Credi alla prosa calda e senza civetteria
degli acquedotti, alla masserizia macroscopica del bagliore del mare
sulle credenze colme
di tazze inglesi
e tovaglie, credi a quello a cui io non ho creduto, anche mentre addormentavo
il tuo piccolo corpo onnipotente
che inverava il mio corpo
disarmato dal tempo. Sei il solo ospite di sangue
di una creatura senza stirpe. Domanda dunque
alle conifere, alla presa pigra e ostinata delle tue dita
nella scarpetta di gomma, domanda alla realtà – a un sestante
di argilla – il giusto
o l’umano
tra i filamenti del mattino, la nostra data di deposizione: quello che si dimenticherà
di noi, e quello che dimenticheremo, annientati e contigui. Il resto
avviene nel buio
di un mondo nostro senza più abbandono.
Estratti critici
Maria Grazia Calandrone, La scimmia randagia (2003) Epica e politica, assoluta e senza assoluzione, teatrale e combattiva, offesa e inoffensiva, la poesia della Calandrone nasce per essere detta, è dettato che si fa atto. Ne filai gli esordi, ricordo, all’inizio del millennio, che restano ancora statuari. “E la parte arcaica del cervello intravede/ nuvole in cielo cattive e poi copre il tuo volto nel crematorio bianco.// File di pioppi nel silenzio atomico. Dalla disadorna anemia delle erbe/ sale il Te Deum, la lode”.
Biancamaria Frabotta, “Poeti e poesia” (Pagine, maggio 2004)
[…] Ecco, quando senti questa cosa premere, strizzare il gozzo, è per me il chiaro indizio che mi trovo di fronte a qualcosa di potente, di desiderabile.
[…] la poesia della Calandrone diversamente dal ricercare e far conoscere la verità la crea, descrive con precisione questa sua verità che non è altro che essa. E proprio questa, nuda, dona un fascino di “mete lontane” a cui non possiamo sottrarci, appesi come bambocci alle sue parole filanti.
Davide Brullo, “Il Domenicale”, 5 giugno 2004
[…] In questa linea rischiosa, renitente alla classificazione rigidamente formale, è Maria Grazia Calandrone, autrice del folgorante, splendido esordio intitolato La scimmia randagia (uscito per i tipi Crocetti): siamo di fronte a un libro di poesia formidabile, a un talento che bisogna seguire nei suoi esiti futuri, a partire da una premessa che è già una conclusione: l’esperienza poetica che esalta e trascina.
Poesia che sarebbe da accogliere come renovatio delle folgoranti strutture di lingua e immagini delle Pitiche di Pindaro o, se si cerca un equivalente filosofico, della commutazione di sguardo secondo Plotino, i versi di Maria Grazia Calandrone regalano al panorama poetico italiano una protagonista fatta e finita, finalmente pronta a sfarsi e a finirsi.
Giuseppe Genna, “I Miserabil1”, 23 agosto 2004
Maria Grazia Calandrone, che – alla raccolta d’esordio – sfodera un pathos oracolare e rapinosamente visionario, bruciati in lunghi versi fiammanti di un epos (di un eros) dylanthomasiano, e tentati non di rado dalle vertigini dell’astrazione.

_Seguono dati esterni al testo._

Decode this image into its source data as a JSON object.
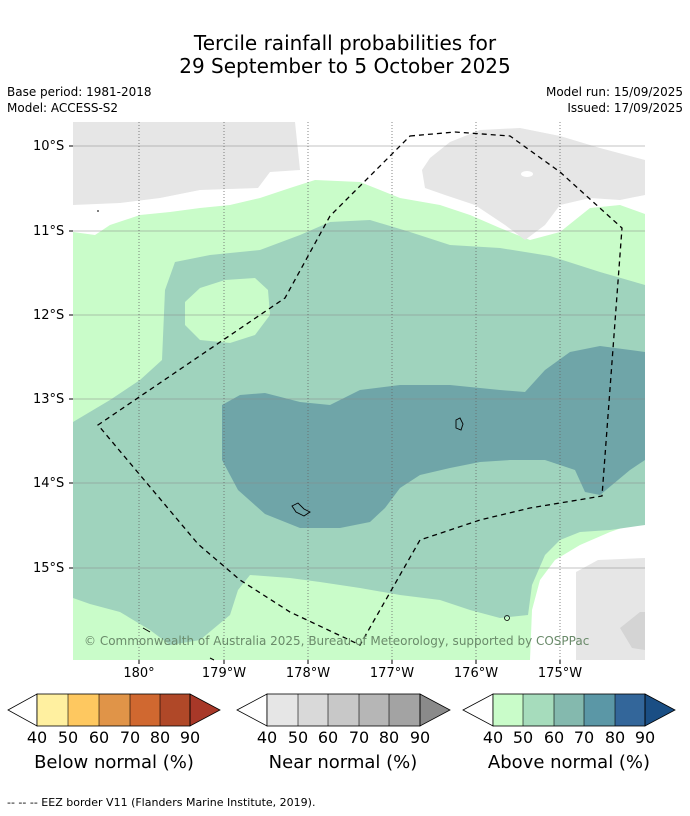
{
  "title": {
    "line1": "Tercile rainfall probabilities for",
    "line2": "29 September to 5 October 2025"
  },
  "meta": {
    "base_period": "Base period: 1981-2018",
    "model": "Model: ACCESS-S2",
    "model_run": "Model run: 15/09/2025",
    "issued": "Issued: 17/09/2025"
  },
  "map": {
    "lat_labels": [
      "10°S",
      "11°S",
      "12°S",
      "13°S",
      "14°S",
      "15°S"
    ],
    "lon_labels": [
      "180°",
      "179°W",
      "178°W",
      "177°W",
      "176°W",
      "175°W"
    ],
    "copyright": "© Commonwealth of Australia 2025, Bureau of Meteorology, supported by COSPPac",
    "colors": {
      "land": "#e6e6e6",
      "above_40": "#c9fcc9",
      "above_50": "#9fd3bd",
      "above_60": "#6fa5a8"
    }
  },
  "colorbars": [
    {
      "label": "Below normal (%)",
      "ticks": [
        "40",
        "50",
        "60",
        "70",
        "80",
        "90"
      ],
      "colors": [
        "#fff0a0",
        "#fec860",
        "#e09448",
        "#d06830",
        "#b04828",
        "#a83828"
      ]
    },
    {
      "label": "Near normal (%)",
      "ticks": [
        "40",
        "50",
        "60",
        "70",
        "80",
        "90"
      ],
      "colors": [
        "#e6e6e6",
        "#d9d9d9",
        "#c8c8c8",
        "#b6b6b6",
        "#a3a3a3",
        "#8a8a8a"
      ]
    },
    {
      "label": "Above normal (%)",
      "ticks": [
        "40",
        "50",
        "60",
        "70",
        "80",
        "90"
      ],
      "colors": [
        "#c9fcc9",
        "#a6dcbc",
        "#84b9ae",
        "#5b97a6",
        "#33669a",
        "#1a4e84"
      ]
    }
  ],
  "footer": "--  --  -- EEZ border V11 (Flanders Marine Institute, 2019)."
}
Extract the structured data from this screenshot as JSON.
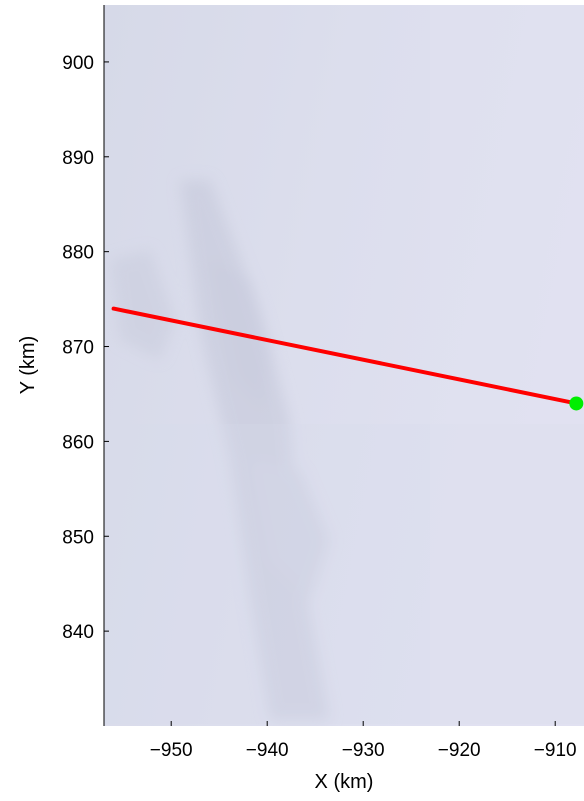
{
  "chart_data": {
    "type": "line",
    "title": "",
    "xlabel": "X (km)",
    "ylabel": "Y (km)",
    "xlim": [
      -957,
      -907
    ],
    "ylim": [
      830,
      906
    ],
    "xticks": [
      -950,
      -940,
      -930,
      -920,
      -910
    ],
    "yticks": [
      840,
      850,
      860,
      870,
      880,
      890,
      900
    ],
    "xtick_labels": [
      "−950",
      "−940",
      "−930",
      "−920",
      "−910"
    ],
    "ytick_labels": [
      "840",
      "850",
      "860",
      "870",
      "880",
      "890",
      "900"
    ],
    "background": "satellite image (snow/ice surface)",
    "grid": false,
    "series": [
      {
        "color": "#ff0000",
        "x": [
          -956,
          -907.8
        ],
        "y": [
          874,
          864
        ]
      }
    ],
    "markers": [
      {
        "x": -907.8,
        "y": 864,
        "color": "#00ee00",
        "shape": "circle"
      }
    ]
  }
}
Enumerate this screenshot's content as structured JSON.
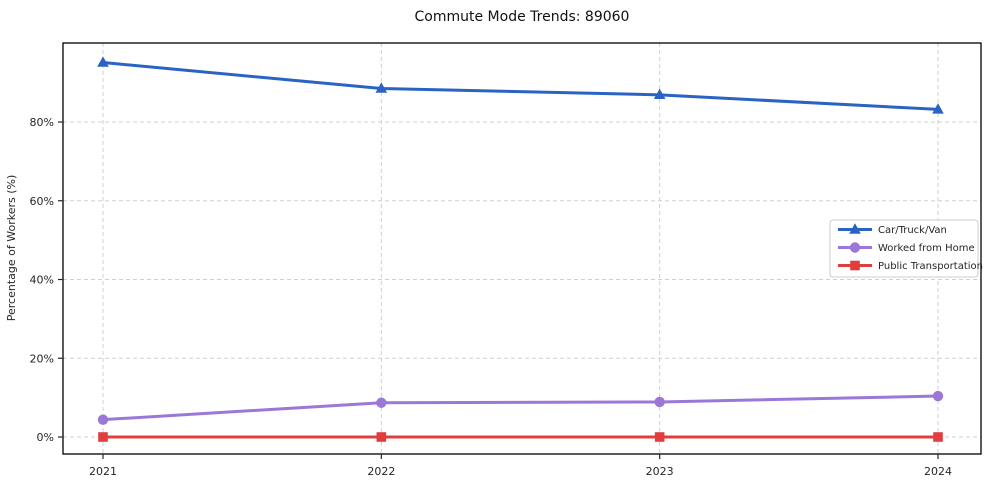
{
  "chart_data": {
    "type": "line",
    "title": "Commute Mode Trends: 89060",
    "xlabel": "",
    "ylabel": "Percentage of Workers (%)",
    "x": [
      "2021",
      "2022",
      "2023",
      "2024"
    ],
    "yticks": {
      "values": [
        0,
        20,
        40,
        60,
        80
      ],
      "labels": [
        "0%",
        "20%",
        "40%",
        "60%",
        "80%"
      ]
    },
    "ylim": [
      -4.3,
      100.1
    ],
    "grid": "dashed gray, horizontal and vertical",
    "legend_position": "center-right",
    "series": [
      {
        "name": "Car/Truck/Van",
        "marker": "triangle",
        "color": "#2a63c4",
        "values": [
          95.1,
          88.5,
          86.9,
          83.2
        ]
      },
      {
        "name": "Worked from Home",
        "marker": "circle",
        "color": "#9b78d8",
        "values": [
          4.4,
          8.7,
          8.9,
          10.4
        ]
      },
      {
        "name": "Public Transportation",
        "marker": "square",
        "color": "#e03e3e",
        "values": [
          0,
          0,
          0,
          0
        ]
      }
    ]
  }
}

Se l’esperienza primaria è, anche qui, quella della perdita infinita, che «infinito / rende quello che tocca», la Calandrone non può fare a meno di contrapporre perentoriamente, a questo cattivo infinito, l’infinita energia della sua voce. Così facendo, partecipa – da dentro – alla continua catena di morti e rinascite di cui è tramata l’esistenza stessa dell’universo. […] sarà l’amore, l’apertura dell’amore, a sollevarci dalla nostra solitudine – e il futuro ci verrà incontro «inchiodato nell’azzurra testimonianza» dei suoi occhi.